We often confuse our tools for our craft. Tools help you practice your craft, but they do not make you a good craftsman. A good craftsman has many different tools in her pocket, and she judiciously uses the one that is appropriate for the job
I am often amused by wars over programming languages. People have very strong opinions about which one is better. The truth is that a programmer should chose the language appropriate for their task. Want to rapidly build a web app ? Try Ruby on Rails or Django. Want to write high performance code for an embedded device. Try C for Computer Vision.
In computer vision, we are faced with similar choices. Which tool should a computer vision engineer / programmer learn — OpenCV using C++, OpenCV using Python, or MATLAB ? The good news is that today we have a few options to choose from! A decade back there were no good libraries for computer vision. If you wanted to learn, you just picked up a book and started coding your own mini library of computer vision algorithms. Thankfully, things are much better now.
If you are a beginner, I would suggest using the path of least resistance and picking a tool you are familiar with. If you are a python programmer, use OpenCV with Python. If you know C++, use C++ with OpenCV. The same holds true for MATLAB. That said in a few months you will no longer be a beginner. You may be looking to apply this newly acquired knowledge to the real world. You could be thinking of a new side project, or looking for a new job in this area. It pays ( sometimes literally ) to know how to make your choices. So here are my thoughts.
MATLAB for Computer Vision
Until recently Computer Vision was a research area in its infancy. People who worked in Computer Vision were mostly in the academia or research labs. Their tool of choice was MATLAB, and for the longest time OpenCV paled in comparison to what MATLAB and its community had to offer. In the last 7 years, the tides have turned. Here are some of the pros of using MATLAB.
Why Should You Use MATLAB for Computer Vision : The Pros
- Powerful matrix library : Not only do we treat an image as a multi-dimensional matrix in computer vision, we use a heavy dose of linear algebra in various algorithms. MATLAB’s linear algebra routines are very powerful and blazingly fast ( when used correctly ).

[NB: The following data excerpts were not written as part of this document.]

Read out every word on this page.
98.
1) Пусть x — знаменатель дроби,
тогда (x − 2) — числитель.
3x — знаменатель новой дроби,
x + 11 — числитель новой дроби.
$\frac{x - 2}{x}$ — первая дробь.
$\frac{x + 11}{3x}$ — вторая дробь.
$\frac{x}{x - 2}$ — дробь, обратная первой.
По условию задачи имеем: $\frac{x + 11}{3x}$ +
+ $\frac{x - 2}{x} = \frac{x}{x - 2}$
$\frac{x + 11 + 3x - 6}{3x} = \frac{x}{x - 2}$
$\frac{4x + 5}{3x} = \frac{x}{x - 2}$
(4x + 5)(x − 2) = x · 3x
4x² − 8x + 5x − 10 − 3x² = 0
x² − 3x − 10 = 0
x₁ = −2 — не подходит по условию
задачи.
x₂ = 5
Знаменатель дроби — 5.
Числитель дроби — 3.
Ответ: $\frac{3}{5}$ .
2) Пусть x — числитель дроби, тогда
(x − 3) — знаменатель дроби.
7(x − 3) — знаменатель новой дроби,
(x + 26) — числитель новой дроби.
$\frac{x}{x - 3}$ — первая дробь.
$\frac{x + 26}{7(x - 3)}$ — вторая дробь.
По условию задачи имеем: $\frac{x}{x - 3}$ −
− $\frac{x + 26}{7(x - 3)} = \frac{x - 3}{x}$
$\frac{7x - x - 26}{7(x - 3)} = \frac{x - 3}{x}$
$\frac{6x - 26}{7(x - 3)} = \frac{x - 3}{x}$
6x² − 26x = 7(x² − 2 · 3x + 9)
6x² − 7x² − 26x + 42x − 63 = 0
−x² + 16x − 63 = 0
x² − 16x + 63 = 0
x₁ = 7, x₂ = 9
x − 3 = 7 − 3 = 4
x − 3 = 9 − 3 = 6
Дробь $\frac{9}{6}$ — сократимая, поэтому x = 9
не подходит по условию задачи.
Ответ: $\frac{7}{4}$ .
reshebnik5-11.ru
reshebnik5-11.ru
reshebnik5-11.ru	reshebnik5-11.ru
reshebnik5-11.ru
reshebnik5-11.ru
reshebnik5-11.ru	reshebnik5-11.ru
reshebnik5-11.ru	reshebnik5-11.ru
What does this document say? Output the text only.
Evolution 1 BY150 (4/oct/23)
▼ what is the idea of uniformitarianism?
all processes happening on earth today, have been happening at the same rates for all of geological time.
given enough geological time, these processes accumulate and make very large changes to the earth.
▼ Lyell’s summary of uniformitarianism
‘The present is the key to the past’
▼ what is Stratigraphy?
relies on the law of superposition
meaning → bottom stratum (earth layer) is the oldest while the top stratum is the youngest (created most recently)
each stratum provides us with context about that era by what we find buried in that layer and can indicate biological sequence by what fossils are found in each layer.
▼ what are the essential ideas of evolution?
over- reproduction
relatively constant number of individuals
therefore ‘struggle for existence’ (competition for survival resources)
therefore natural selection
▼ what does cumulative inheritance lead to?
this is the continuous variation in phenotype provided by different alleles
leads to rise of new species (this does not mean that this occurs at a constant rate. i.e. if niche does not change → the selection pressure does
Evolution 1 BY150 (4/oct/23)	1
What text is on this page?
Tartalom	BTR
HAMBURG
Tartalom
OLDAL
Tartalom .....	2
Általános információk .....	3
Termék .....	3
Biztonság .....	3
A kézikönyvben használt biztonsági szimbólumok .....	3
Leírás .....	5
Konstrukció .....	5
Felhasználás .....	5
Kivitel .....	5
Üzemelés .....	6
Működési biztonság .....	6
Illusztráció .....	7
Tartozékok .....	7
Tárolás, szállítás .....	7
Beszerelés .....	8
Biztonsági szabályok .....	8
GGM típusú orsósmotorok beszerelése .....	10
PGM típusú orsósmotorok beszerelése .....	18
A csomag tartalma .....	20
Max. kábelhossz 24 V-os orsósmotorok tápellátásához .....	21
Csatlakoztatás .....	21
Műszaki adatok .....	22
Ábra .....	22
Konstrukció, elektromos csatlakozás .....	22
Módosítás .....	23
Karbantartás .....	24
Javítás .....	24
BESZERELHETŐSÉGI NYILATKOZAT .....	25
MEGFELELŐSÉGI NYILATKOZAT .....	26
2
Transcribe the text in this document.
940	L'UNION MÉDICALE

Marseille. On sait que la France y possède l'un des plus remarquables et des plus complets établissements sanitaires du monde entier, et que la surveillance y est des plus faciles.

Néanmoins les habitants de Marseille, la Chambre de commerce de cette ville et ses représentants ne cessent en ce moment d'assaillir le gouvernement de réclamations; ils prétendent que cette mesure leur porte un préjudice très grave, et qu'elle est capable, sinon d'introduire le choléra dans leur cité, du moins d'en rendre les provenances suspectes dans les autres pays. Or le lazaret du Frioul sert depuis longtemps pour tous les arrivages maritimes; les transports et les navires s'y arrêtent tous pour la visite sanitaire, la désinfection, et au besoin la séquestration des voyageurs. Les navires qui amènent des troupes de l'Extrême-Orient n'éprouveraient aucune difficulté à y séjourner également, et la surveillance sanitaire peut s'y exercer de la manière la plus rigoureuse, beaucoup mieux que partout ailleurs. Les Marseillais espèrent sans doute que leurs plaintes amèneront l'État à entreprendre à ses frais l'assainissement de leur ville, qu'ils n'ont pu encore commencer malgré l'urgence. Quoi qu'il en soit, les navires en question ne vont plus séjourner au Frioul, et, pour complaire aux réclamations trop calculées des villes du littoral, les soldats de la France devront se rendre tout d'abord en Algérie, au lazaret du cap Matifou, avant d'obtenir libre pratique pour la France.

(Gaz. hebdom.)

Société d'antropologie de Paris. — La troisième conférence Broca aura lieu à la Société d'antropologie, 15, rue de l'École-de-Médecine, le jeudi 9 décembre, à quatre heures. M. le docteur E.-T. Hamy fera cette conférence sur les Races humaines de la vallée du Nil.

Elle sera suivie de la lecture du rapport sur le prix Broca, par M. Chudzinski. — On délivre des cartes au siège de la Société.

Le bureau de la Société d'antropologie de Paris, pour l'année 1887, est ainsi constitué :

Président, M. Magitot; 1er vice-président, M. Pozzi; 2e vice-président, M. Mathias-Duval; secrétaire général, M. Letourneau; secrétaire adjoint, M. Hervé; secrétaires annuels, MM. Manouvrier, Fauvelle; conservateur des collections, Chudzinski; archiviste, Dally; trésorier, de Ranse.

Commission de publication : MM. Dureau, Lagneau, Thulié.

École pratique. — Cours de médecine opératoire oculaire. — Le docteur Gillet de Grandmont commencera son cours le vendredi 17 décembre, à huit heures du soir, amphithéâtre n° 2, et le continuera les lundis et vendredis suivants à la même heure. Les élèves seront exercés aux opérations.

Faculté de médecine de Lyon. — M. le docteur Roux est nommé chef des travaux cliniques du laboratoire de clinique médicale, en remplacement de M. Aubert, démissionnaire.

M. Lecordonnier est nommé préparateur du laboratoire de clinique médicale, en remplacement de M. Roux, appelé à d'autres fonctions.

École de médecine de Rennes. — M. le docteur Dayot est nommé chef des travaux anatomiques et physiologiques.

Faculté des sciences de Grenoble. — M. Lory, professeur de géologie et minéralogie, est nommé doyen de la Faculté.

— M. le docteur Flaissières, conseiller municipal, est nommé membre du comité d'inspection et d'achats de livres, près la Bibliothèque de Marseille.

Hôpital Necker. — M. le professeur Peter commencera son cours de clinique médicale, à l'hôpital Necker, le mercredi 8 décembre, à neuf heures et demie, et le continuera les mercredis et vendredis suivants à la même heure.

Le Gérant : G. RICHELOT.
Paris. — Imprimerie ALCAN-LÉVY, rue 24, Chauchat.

Once we needed to solve a large sparse linear system as part of an algorithm. It was a one line code in MATLAB — something like X = A \ b . We were assuming that our C++ implementation will be at least 3x faster than the MATLAB implementation. The first version of our C++ implementation turned out to be slower than the MATLAB version! It took us days to match the performance of the MATLAB routine. So in MATLAB a single operator like backslash ( \ ) is sometimes a collection of powerful algorithms that MATLAB appropriately chooses for you.
- Toolboxes : What ever your needs, there is a toolbox for that. They have an image processing toolbox, a computer vision toolbox, and a statistical and machine learning one that provide implementations of a wide variety of very useful algorithms. The functions usually provide a clean and obvious interface. Many computer vision problems are often set up as optimization problems. You are trying to maximize or minimize some objective functions under certain constraints. The optimization toolbox in MATLAB provides excellent implementations of many optimization algorithms.
- Visualization and debugging tools : One of the joys of using MATLAB is that writing code, visualizing results, and debugging happens in one integrated environment. The environment makes you extremely productive.
- Works with OpenCV : You can interface with OpenCV using MATLAB’s OpenCV Interface.
Why should you use OpenCV (C++) for Computer Vision : The Pros
- It’s free! : Large parts of OpenCV are free — i.e. free as in beer, and free as in speech! You can use OpenCV freely in your commercial application, and you can view the source and fix issues if needed. You do not have to open source your project if you use OpenCV.
- Huge optimized library : The collection of algorithms available in OpenCV dwarfs everything out there. The library is also optimized for performance. With OpenCV 3, you can use the Transparent API to easily use OpenCL compliant devices (e.g. GPU) on your machine. Many algorithms have a CUDA implementation.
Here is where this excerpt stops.